W związku z plotkami na te­mat szykującej się kolejnej fali obniżek emerytur dawnych funkcjonariuszy MSW, z oficjal­nym pytaniem w tej sprawie do kierownictwa MSWiA wystąpił przewodniczący NSZZ Policjan­tów, Grzegorz Nems. W odpo­wiedzi, na stronie internetowej ministerstwa 5 stycznia 2016 r. opublikowano oficjalny komu­nikat w tej sprawie: „MSWiA informuje, że Rząd oraz MSWiA nie prowadzą i nie planują pro­wadzić żadnych prac nad zmia­nami w ustawie emerytalnej funkcjonariuszy Policji i innych służb mundurowych. Emery­tury i renty funkcjonariuszy są i będą naliczane na zasadach określonych w ustawie z dnia 18 lutego 1994 r. o zaopatrzeniu emerytalnym funkcjonariuszy Policji, Agencji Bezpieczeństwa Wewnętrznego, Agencji Wy­wiadu, Służby Kontrwywiadu Wojskowego, Służby Wywiadu Wojskowego, Centralnego Biura Antykorupcyjnego, Straży Gra­nicznej, Biura Ochrony Rządu, Państwowej Straży Pożarnej i Służby Więziennej oraz ich ro­dzin”.
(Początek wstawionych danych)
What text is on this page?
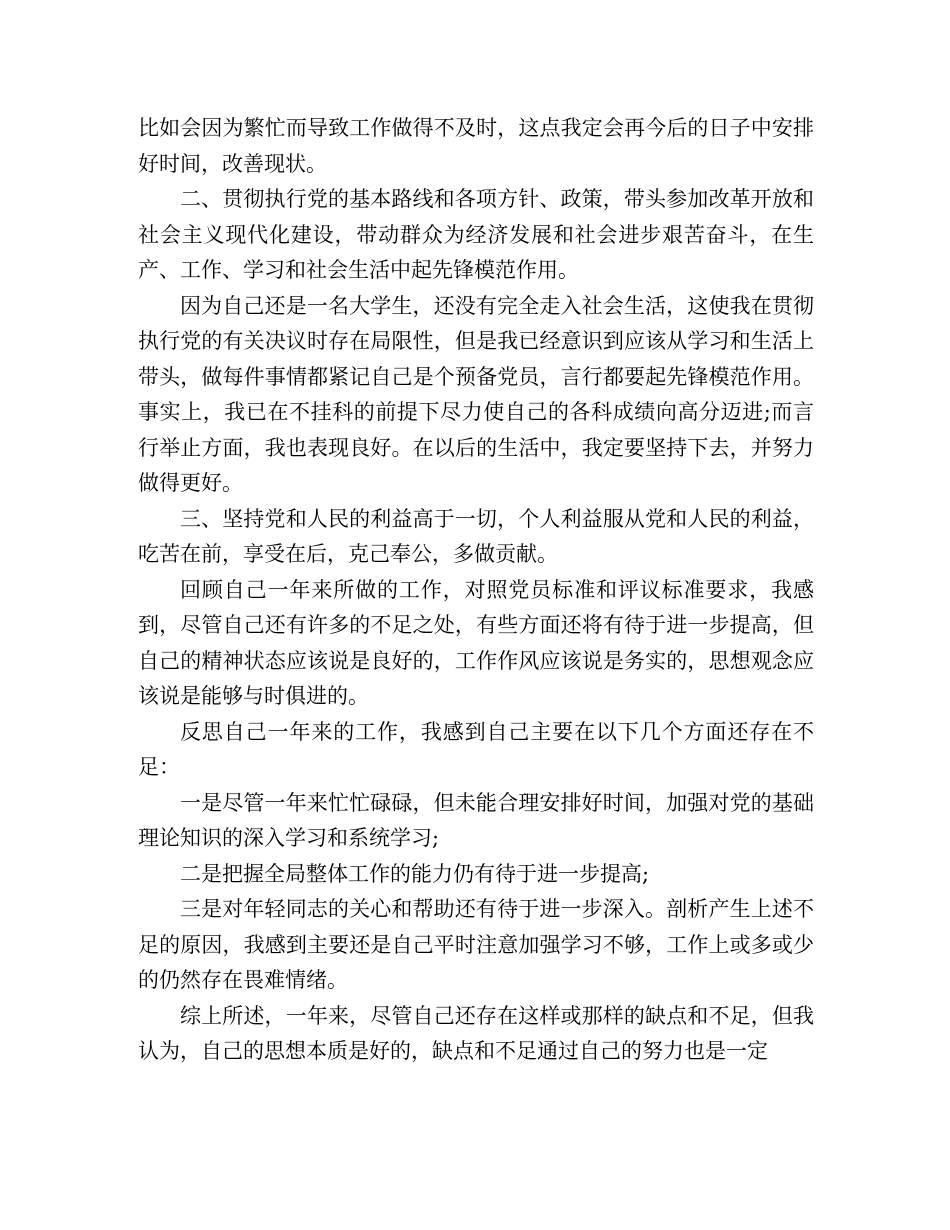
比如会因为繁忙而导致工作做得不及时，这点我定会再今后的日子中安排好时间，改善现状。

二、贯彻执行党的基本路线和各项方针、政策，带头参加改革开放和社会主义现代化建设，带动群众为经济发展和社会进步艰苦奋斗，在生产、工作、学习和社会生活中起先锋模范作用。

因为自己还是一名大学生，还没有完全走入社会生活，这使我在贯彻执行党的有关决议时存在局限性，但是我已经意识到应该从学习和生活上带头，做每件事情都紧记自己是个预备党员，言行都要起先锋模范作用。事实上，我已在不挂科的前提下尽力使自己的各科成绩向高分迈进;而言行举止方面，我也表现良好。在以后的生活中，我定要坚持下去，并努力做得更好。

三、坚持党和人民的利益高于一切，个人利益服从党和人民的利益，吃苦在前，享受在后，克己奉公，多做贡献。

回顾自己一年来所做的工作，对照党员标准和评议标准要求，我感到，尽管自己还有许多的不足之处，有些方面还将有待于进一步提高，但自己的精神状态应该说是良好的，工作作风应该说是务实的，思想观念应该说是能够与时俱进的。

反思自己一年来的工作，我感到自己主要在以下几个方面还存在不足：

一是尽管一年来忙忙碌碌，但未能合理安排好时间，加强对党的基础理论知识的深入学习和系统学习;

二是把握全局整体工作的能力仍有待于进一步提高;

三是对年轻同志的关心和帮助还有待于进一步深入。剖析产生上述不足的原因，我感到主要还是自己平时注意加强学习不够，工作上或多或少的仍然存在畏难情绪。

综上所述，一年来，尽管自己还存在这样或那样的缺点和不足，但我认为，自己的思想本质是好的，缺点和不足通过自己的努力也是一定
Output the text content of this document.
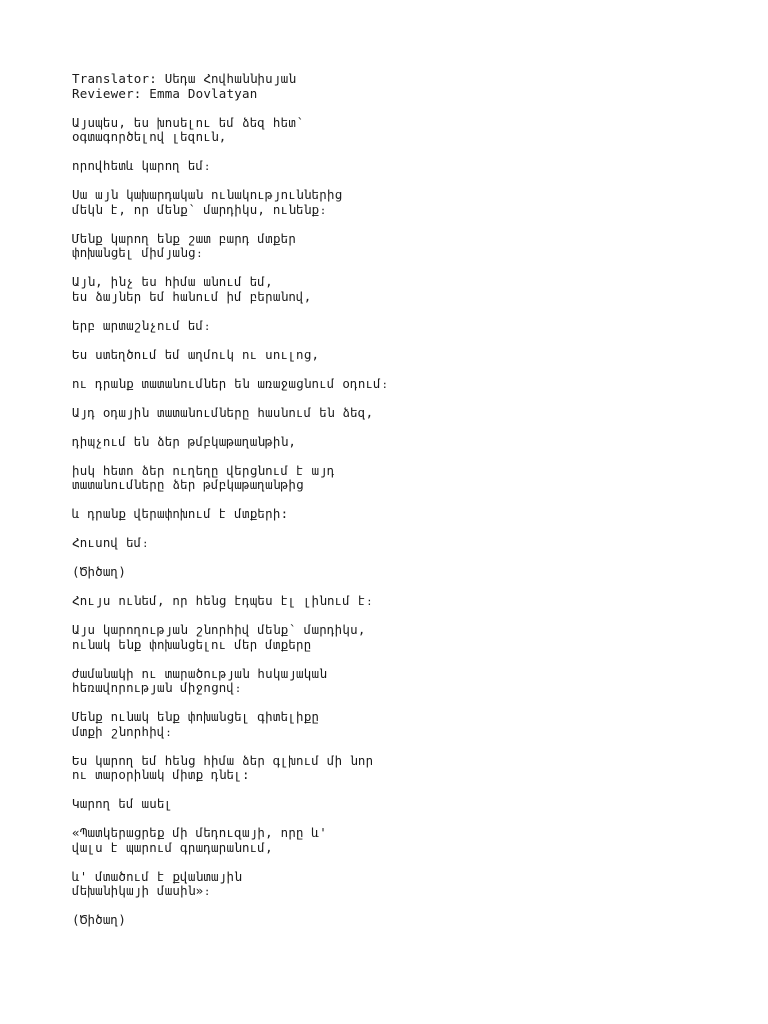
Translator: Սեդա Հովհաննիսյան
Reviewer: Emma Dovlatyan
Այսպես, ես խոսելու եմ ձեզ հետ՝
օգտագործելով լեզուն,
որովհետև կարող եմ։
Սա այն կախարդական ունակություններից
մեկն է, որ մենք՝ մարդիկս, ունենք։
Մենք կարող ենք շատ բարդ մտքեր
փոխանցել միմյանց։
Այն, ինչ ես հիմա անում եմ,
ես ձայներ եմ հանում իմ բերանով,
երբ արտաշնչում եմ։
Ես ստեղծում եմ աղմուկ ու սուլոց,
ու դրանք տատանումներ են առաջացնում օդում։
Այդ օդային տատանումները հասնում են ձեզ,
դիպչում են ձեր թմբկաթաղանթին,
իսկ հետո ձեր ուղեղը վերցնում է այդ
տատանումները ձեր թմբկաթաղանթից
և դրանք վերափոխում է մտքերի:
Հուսով եմ։
(Ծիծաղ)
Հույս ունեմ, որ հենց էդպես էլ լինում է։
Այս կարողության շնորհիվ մենք՝ մարդիկս,
ունակ ենք փոխանցելու մեր մտքերը
ժամանակի ու տարածության հսկայական
հեռավորության միջոցով։
Մենք ունակ ենք փոխանցել գիտելիքը
մտքի շնորհիվ։
Ես կարող եմ հենց հիմա ձեր գլխում մի նոր
ու տարօրինակ միտք դնել:
Կարող եմ ասել
«Պատկերացրեք մի մեդուզայի, որը և'
վալս է պարում գրադարանում,
և' մտածում է քվանտային
մեխանիկայի մասին»։
(Ծիծաղ)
- Faktycznie, oficjalny komu­nikat MSWiA brzmiał uspoka­jająco, ale jeszcze tego samego dnia wiceminister Jarosław Zie­liński powiedział publicznie, że takie prace są jednak prowadzo­ne w jego otoczeniu i dotyczą na razie emerytowanych funkcjona­riuszy organów bezpieczeństwa państwa - mówi „Dziennikowi Trybuna” płk Zdzisław Czar­necki, prezydent Federacji Sto­warzyszeń Służb Mundurowych.

Dane z sufitu
Przy okazji, wiceminister Zie­liński podał do publicznej wia­domości, jakoby średnie świad­czenie pobierane przez byłych funkcjonariuszy wynosiło 4-6 tys. zł, a najwyższa emerytura wynosiła aż 22 tys. zł. informa­cja ta oburzyła mundurowych związkowców, według których dane, na które powołał się wi­ceszef MSWiA są po prostu wyssane z palca. Z informacji Zakładu Emerytalno-Rento­wego MSW wynika bowiem, że średnia emerytura „resortowa” wynosi nieco ponad 3,5 tys. zł brutto, przy czym jest to średnia dotycząca wszystkich emeryto­wanych funkcjonariuszy, a więc zarówno dawnych funkcjonariu­szy organów bezpieczeństwa, jak i byłych policjantów czy emerytowanych funkcjonariu­szy CBA, takich jak np. słynny „agent Tomek”.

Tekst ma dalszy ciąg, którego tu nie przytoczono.